Shenzhou-9 set to dock with Tiangong-1
17 June 2012By Jonathan Amos
Science correspondent, BBC News
China's Shenzhou-9 capsule, with its crew of three, remains on course to dock with the Tiangong-1 space lab.
National media reports said the coupling of the two vehicles was expected at 15:00 Beijing time (07:00 GMT; 08:00 BST).
The latest Shenzhou mission was launched on Saturday, taking China's first female astronaut into orbit.
Thirty-three-year old Liu Yang flies with Commander Jing Haipeng, 46, and fellow flight engineer, Liu Wang, 42.
It is China's fourth manned mission and another opportunity to see how far the Asian nation has developed its space technology.
It follows on from last year's unmanned Shenzhou-8 outing which completed successful rendezvous and docking manoeuvres at Tiangong.
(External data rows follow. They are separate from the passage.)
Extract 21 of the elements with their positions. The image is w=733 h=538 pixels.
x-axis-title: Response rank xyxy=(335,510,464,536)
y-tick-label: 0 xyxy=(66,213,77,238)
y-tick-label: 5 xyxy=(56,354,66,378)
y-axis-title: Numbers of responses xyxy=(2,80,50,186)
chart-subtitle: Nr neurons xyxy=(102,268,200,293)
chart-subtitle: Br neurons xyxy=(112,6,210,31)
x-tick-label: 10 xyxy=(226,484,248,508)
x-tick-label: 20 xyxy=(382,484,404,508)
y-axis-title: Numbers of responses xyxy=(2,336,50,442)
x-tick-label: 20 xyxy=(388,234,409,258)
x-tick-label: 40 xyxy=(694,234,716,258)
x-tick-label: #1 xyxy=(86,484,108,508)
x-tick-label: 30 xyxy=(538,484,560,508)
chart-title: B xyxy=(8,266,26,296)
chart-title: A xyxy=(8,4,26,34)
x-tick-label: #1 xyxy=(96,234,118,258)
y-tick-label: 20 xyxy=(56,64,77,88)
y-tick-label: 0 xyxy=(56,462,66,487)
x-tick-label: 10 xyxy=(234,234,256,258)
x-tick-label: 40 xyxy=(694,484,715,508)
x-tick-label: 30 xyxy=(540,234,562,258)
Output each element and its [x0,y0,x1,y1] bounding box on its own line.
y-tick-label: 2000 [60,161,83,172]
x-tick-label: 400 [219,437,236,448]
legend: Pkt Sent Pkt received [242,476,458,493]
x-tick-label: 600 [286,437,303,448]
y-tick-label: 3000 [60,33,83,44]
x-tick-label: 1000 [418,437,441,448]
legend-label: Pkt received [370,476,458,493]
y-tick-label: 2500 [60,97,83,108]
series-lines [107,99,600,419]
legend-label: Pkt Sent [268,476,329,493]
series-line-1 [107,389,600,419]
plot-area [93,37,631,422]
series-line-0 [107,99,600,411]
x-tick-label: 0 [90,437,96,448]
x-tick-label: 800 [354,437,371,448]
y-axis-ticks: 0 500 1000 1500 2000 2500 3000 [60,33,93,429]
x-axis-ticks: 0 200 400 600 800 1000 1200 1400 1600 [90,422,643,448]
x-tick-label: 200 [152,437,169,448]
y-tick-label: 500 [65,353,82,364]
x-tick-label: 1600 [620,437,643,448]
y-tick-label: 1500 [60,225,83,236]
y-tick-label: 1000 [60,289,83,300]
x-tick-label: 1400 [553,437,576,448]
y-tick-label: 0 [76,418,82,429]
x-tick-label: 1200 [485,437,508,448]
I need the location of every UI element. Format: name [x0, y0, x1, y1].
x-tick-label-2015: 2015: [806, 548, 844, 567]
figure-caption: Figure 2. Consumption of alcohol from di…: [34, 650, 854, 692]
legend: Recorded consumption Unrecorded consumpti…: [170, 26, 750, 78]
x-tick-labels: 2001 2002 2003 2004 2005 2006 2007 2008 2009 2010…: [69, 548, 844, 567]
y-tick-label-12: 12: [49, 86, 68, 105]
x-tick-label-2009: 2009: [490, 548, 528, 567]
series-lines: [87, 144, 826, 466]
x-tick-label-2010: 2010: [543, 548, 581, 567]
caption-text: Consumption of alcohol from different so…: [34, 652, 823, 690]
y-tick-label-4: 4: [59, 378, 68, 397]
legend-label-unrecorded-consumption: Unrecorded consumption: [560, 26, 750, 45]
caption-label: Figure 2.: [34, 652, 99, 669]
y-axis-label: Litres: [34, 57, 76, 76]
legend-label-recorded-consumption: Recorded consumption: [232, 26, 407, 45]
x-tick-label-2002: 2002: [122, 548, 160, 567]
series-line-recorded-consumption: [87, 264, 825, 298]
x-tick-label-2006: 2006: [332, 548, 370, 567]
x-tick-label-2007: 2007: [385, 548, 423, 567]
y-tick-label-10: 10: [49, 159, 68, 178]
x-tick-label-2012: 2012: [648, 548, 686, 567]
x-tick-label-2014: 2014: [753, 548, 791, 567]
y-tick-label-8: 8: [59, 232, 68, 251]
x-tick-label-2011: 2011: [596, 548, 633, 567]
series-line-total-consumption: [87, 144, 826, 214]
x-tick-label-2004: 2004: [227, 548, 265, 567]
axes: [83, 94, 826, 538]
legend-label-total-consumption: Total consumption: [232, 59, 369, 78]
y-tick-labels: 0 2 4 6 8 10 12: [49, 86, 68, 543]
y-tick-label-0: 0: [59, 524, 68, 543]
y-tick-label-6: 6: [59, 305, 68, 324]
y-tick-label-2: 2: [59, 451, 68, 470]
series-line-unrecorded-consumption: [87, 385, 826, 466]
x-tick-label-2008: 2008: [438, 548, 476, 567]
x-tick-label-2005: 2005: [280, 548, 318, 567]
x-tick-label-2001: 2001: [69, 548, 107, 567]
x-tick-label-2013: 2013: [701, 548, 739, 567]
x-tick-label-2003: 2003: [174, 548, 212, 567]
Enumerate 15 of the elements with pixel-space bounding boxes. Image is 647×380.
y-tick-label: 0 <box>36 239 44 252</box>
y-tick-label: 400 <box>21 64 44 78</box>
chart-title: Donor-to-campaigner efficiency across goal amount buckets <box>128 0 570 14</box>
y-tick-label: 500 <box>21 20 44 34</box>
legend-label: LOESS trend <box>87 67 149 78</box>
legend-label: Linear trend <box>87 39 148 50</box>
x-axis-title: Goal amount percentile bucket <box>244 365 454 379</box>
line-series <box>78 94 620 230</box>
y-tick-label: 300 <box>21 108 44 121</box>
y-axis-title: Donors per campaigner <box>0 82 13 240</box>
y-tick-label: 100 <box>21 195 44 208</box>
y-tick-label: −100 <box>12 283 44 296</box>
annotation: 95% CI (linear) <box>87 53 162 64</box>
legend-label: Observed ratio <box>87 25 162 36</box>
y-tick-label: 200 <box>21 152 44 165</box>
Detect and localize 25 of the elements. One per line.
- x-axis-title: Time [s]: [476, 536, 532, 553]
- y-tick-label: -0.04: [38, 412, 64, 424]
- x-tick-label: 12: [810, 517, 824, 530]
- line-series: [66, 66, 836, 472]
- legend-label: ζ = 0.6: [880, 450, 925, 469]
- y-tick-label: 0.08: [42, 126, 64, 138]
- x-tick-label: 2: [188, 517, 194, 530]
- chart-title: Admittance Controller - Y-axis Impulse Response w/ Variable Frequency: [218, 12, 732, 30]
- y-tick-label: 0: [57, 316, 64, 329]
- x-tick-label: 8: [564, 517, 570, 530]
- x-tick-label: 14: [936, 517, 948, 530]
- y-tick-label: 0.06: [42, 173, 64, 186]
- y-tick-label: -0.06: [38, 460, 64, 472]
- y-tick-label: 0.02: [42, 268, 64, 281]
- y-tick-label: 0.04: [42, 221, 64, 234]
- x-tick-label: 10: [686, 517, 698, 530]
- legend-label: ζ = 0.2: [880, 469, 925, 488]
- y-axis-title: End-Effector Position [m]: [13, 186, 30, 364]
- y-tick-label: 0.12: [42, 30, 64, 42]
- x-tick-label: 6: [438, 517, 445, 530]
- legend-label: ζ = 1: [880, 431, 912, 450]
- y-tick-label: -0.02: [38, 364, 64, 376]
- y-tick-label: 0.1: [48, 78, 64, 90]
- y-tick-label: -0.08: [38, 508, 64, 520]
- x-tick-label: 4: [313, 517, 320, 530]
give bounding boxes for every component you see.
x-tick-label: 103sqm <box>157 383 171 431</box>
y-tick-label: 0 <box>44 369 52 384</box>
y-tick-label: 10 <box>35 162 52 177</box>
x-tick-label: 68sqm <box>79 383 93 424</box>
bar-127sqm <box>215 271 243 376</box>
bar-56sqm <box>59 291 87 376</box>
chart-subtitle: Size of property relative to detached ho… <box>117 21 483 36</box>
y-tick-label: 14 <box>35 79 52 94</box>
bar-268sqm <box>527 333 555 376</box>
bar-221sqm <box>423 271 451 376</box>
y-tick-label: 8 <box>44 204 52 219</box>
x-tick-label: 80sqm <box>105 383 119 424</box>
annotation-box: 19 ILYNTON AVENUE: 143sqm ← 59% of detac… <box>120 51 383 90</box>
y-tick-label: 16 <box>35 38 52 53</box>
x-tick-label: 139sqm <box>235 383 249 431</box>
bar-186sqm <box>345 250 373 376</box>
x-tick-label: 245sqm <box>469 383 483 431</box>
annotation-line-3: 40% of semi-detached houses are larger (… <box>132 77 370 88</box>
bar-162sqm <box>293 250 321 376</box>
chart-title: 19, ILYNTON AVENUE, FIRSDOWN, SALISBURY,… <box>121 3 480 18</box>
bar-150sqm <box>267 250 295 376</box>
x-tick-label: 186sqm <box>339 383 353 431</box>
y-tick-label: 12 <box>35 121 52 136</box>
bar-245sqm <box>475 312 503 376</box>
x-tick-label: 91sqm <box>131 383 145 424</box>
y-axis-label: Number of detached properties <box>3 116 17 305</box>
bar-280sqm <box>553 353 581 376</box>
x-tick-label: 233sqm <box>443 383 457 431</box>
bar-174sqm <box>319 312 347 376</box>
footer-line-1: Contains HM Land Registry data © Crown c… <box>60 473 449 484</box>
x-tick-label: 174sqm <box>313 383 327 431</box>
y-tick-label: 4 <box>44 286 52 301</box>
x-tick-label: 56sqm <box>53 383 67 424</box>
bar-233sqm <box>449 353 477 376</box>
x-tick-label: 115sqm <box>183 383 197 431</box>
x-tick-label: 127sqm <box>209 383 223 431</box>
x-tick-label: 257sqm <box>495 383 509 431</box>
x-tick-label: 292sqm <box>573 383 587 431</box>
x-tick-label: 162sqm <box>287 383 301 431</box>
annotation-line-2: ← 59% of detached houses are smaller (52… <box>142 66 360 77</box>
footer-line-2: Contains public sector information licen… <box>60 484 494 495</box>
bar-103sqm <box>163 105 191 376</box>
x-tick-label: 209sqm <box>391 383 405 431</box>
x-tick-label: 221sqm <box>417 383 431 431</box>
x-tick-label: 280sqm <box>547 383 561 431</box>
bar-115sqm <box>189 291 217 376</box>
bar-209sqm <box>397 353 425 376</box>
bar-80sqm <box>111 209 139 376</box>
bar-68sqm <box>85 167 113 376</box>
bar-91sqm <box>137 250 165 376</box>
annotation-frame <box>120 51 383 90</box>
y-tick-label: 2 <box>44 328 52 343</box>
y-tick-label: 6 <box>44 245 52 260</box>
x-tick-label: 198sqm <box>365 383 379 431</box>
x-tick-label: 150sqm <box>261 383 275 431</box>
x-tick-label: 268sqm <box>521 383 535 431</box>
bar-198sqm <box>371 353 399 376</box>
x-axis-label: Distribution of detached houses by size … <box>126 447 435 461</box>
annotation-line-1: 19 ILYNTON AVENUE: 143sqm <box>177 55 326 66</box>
That gave Beijing authorities the confidence to put astronauts on the current flight.
Since Saturday's lift-off from the Jiuquan spaceport, Shenzhou-9 has been working through a series of engine burns to take it higher and closer to the orbiting space lab.
Monday's docking will again be an automated procedure; computers - not the crew - will be in charge of events.
A suite of radar, laser and optical sensors will align Shenzhou with Tiangong. The capsule's thrusters will then drive it into the space lab's docking ring.
The union will occur at an altitude of about 340km (210 miles).
It is understood that only two members of the crew will enter the lab at any one time. The third individual will stay in the Shenzhou craft in case of emergency.
During the flight, a range of scientific experiments are planned, including a number of medical tests geared towards understanding the effects of weightlessness on the human body.
At some point in the next few days, the astronauts will attempt a manual docking.
This would see the crew uncouple their vehicle from the lab, retreat to a defined distance and then command their ship to re-attach itself.
Liu Wang will take the lead in this activity. "We've done over 1,500 simulations," he said during the pre-launch press conference.
http://sirifarm.com/search-coupons.html"We've mastered the techniques and skills. China has first class technologies and astronauts, and therefore I'm confident we will fulfil the manual rendezvous."
China is already talking about a Shenzhou-10 mission to Tiangong sometime in the next year.
The lab is a prototype for the type of modules the nation hopes to join in orbit later this decade to form a permanently manned space station.
At about 60 tonnes in mass, this proposed station would be considerably smaller than the 400-tonne international platform operated by the US, Russia, Europe, Canada and Japan, but its mere presence in the sky would nonetheless represent a remarkable achievement.
Concept drawings describe a core module weighing some 20-22 tonnes, flanked by two slightly smaller laboratory vessels.
Officials say it would be supplied by freighters in exactly the same way that robotic cargo ships keep the International Space Station (ISS) today stocked with fuel, food, water, air, and spare parts.
The Shenzhou-9 crew are expected back on Earth before the end of the month.